12. Mandela made an appearance in Spike Lee’s 1992 biopic film, Malcolm X, playing a teacher who gave a civil rights speech. But Mandela refused to deliver one of the lines that Lee had written for him, “By any means necessary,” out of philosophical differences. Instead, Lee panned back to the actor playing Malcolm X delivering those closing lines.

13. Nelson Mandela passed away on December 5, 2013 at 95 years old, living to see his country and also our world a better place because of his presence.

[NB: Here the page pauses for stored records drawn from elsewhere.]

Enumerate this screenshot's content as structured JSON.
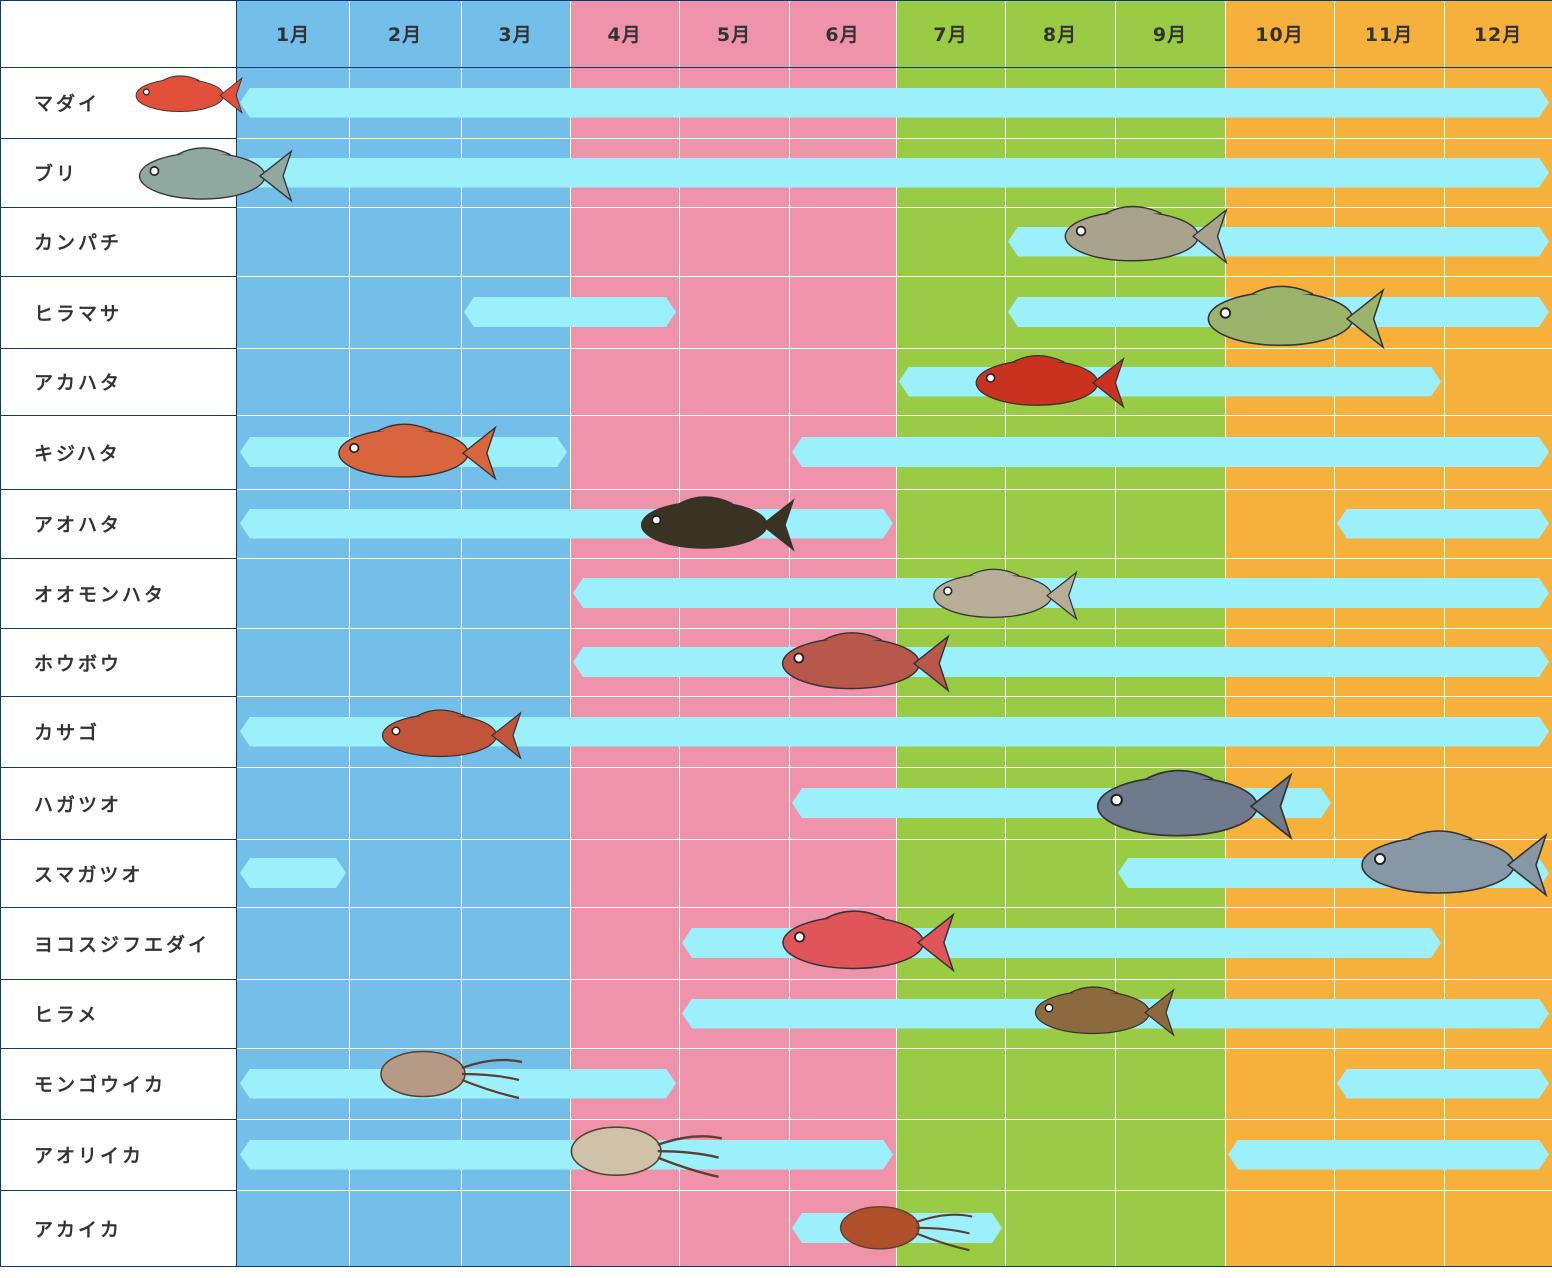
{
  "chart_data": {
    "type": "gantt",
    "title": "",
    "months": [
      "1月",
      "2月",
      "3月",
      "4月",
      "5月",
      "6月",
      "7月",
      "8月",
      "9月",
      "10月",
      "11月",
      "12月"
    ],
    "season_colors": [
      "#74bfea",
      "#74bfea",
      "#74bfea",
      "#ee93aa",
      "#ee93aa",
      "#ee93aa",
      "#99cc44",
      "#99cc44",
      "#99cc44",
      "#f6b13c",
      "#f6b13c",
      "#f6b13c"
    ],
    "bar_color": "#9bf0fc",
    "series": [
      {
        "name": "マダイ",
        "periods": [
          [
            1,
            12
          ]
        ],
        "color": "#e0503a"
      },
      {
        "name": "ブリ",
        "periods": [
          [
            1,
            12
          ]
        ],
        "color": "#8fa8a0"
      },
      {
        "name": "カンパチ",
        "periods": [
          [
            8,
            12
          ]
        ],
        "color": "#a9a38e"
      },
      {
        "name": "ヒラマサ",
        "periods": [
          [
            3,
            4
          ],
          [
            8,
            12
          ]
        ],
        "color": "#9bb36a"
      },
      {
        "name": "アカハタ",
        "periods": [
          [
            7,
            11
          ]
        ],
        "color": "#c8321e"
      },
      {
        "name": "キジハタ",
        "periods": [
          [
            1,
            3
          ],
          [
            6,
            12
          ]
        ],
        "color": "#d9653e"
      },
      {
        "name": "アオハタ",
        "periods": [
          [
            1,
            6
          ],
          [
            11,
            12
          ]
        ],
        "color": "#3a3322"
      },
      {
        "name": "オオモンハタ",
        "periods": [
          [
            4,
            12
          ]
        ],
        "color": "#b8ad96"
      },
      {
        "name": "ホウボウ",
        "periods": [
          [
            4,
            12
          ]
        ],
        "color": "#b8584a"
      },
      {
        "name": "カサゴ",
        "periods": [
          [
            1,
            12
          ]
        ],
        "color": "#c0553a"
      },
      {
        "name": "ハガツオ",
        "periods": [
          [
            6,
            10
          ]
        ],
        "color": "#6f7a8c"
      },
      {
        "name": "スマガツオ",
        "periods": [
          [
            1,
            1
          ],
          [
            9,
            12
          ]
        ],
        "color": "#8897a6"
      },
      {
        "name": "ヨコスジフエダイ",
        "periods": [
          [
            5,
            11
          ]
        ],
        "color": "#e0555a"
      },
      {
        "name": "ヒラメ",
        "periods": [
          [
            5,
            12
          ]
        ],
        "color": "#8c6a3e"
      },
      {
        "name": "モンゴウイカ",
        "periods": [
          [
            1,
            4
          ],
          [
            11,
            12
          ]
        ],
        "color": "#b59b86"
      },
      {
        "name": "アオリイカ",
        "periods": [
          [
            1,
            6
          ],
          [
            10,
            12
          ]
        ],
        "color": "#cfc2a8"
      },
      {
        "name": "アカイカ",
        "periods": [
          [
            6,
            7
          ]
        ],
        "color": "#b0502a"
      }
    ]
  }
}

14. It’s hard to quantify the positive effect Mandela had on South Africa while president, but according to his official Anthony Sampson, he “improved innumerable lives.” According to Sampson, thanks to Mandela, "Three million people were connected to telephone lines and safe drinking water, 1.5 million children were brought into the education system, 500 clinics were upgraded or built, two million people were connected to the electricity grid and 750,000 houses were built providing shelter for nearly three million people."

15. But the legacy he left the world is far greater, a model for change through non-violence, cooperation, and perservernce among all of man and womankind. Mandela’s words still stand as a beacon of hope for unity and civil rights:

“I am fundamentally an optimist. Whether that comes from nature or nurture, I cannot say. Part of being optimistic is keeping one’s head pointed toward the sun, one’s feet moving forward. There were many dark moments when my faith in humanity was sorely tested, but I would not and could not give myself up to despair.”

“Education is the most powerful weapon which you can use to change the world.”

“No one is born hating another person because of the color of his skin, or his background, or his religion. People must learn to hate, and if they can learn to hate, they can be taught to love, for love comes more naturally to the human hear than its opposite.”